Contribution to the first year EPFL Sustainability course

Séance de réflexion collective encadrée © EPFL / LAST / S. Yun

Séance de réflexion collective encadrée © EPFL / LAST / S. Yun

In spring 2025, the new interdisciplinary course on sustainability was launched on a large scale at EPFL, bringing together nearly 1,900 bachelor students from all disciplines to support their collective appropriation of these issues by students from the very beginning of their studies. This innovative educational program mobilizes a large team, including San Yun, PhD student at the Laboratory of Architecture and SustainableTechnologies (LAST).

In spring 2025, a pilot version of the Sustainability course ENV-101 was held at the École polytechnique fédérale de Lausanne. This interdisciplinary course gathered almost 1,800 students from all EPFL departments. Designed to introduce systemic thinking and the major challenges of sustainability, the course offers an innovative flipped-classroom approach, combining weekly thematic videos, interactive online sessions, in-person supervised collective reflection workshops in groups of 60, as well as an in-depth group work of 5 students on a concrete case study.
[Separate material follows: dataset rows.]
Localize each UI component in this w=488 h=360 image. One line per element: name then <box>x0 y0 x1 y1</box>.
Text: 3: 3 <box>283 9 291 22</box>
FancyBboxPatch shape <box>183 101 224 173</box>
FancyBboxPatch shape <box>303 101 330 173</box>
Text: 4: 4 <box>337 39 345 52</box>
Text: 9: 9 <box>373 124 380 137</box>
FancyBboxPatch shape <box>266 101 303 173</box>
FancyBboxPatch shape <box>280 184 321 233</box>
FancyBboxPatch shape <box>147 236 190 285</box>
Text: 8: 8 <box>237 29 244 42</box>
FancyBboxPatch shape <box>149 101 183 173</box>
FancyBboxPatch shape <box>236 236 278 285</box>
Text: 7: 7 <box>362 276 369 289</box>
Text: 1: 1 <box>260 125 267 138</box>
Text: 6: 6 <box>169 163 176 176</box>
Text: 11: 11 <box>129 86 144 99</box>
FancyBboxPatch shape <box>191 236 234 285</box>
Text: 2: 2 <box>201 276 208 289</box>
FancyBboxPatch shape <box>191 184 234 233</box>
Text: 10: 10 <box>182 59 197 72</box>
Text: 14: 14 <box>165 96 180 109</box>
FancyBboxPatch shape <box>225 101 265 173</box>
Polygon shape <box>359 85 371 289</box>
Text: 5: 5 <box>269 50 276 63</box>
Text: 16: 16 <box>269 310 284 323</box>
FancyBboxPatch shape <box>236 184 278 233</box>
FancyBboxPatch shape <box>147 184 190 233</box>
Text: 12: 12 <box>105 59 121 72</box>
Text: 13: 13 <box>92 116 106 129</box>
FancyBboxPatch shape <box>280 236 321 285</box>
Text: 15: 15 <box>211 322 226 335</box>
Given the scale of the program, a multi-level logistical and pedagogical coordination was set up. Among the key factors for the smooth running of this first edition, the role of assistant coordinators (ACs) proved fundamental. Comprising 17 doctoral assistants from all EPFL doctoral schools, this team’s mission was to ensure constant communication between on-site needs and the teaching staff, oversee the workshops held simultaneously in 19 rooms and closely support the development of the systemic case studies by providing regular feedback and participating in the intermediate and final evaluations of the work.

Among these assistant coordinators, San Yun, PhD student at the Laboratory of Architecture and Sustainable Technologies (LAST), actively took part in this dynamic. Her involvement is part of the ongoing commitments of LAST, led by Prof. Emmanuel Rey, whose work explores transitions toward sustainability through interdisciplinary approaches. This participation in a transversal and systemic teaching framework such as ENV-101 thus reflects the laboratory’s determination to actively contribute to pedagogical transformation in favor of strong sustainability.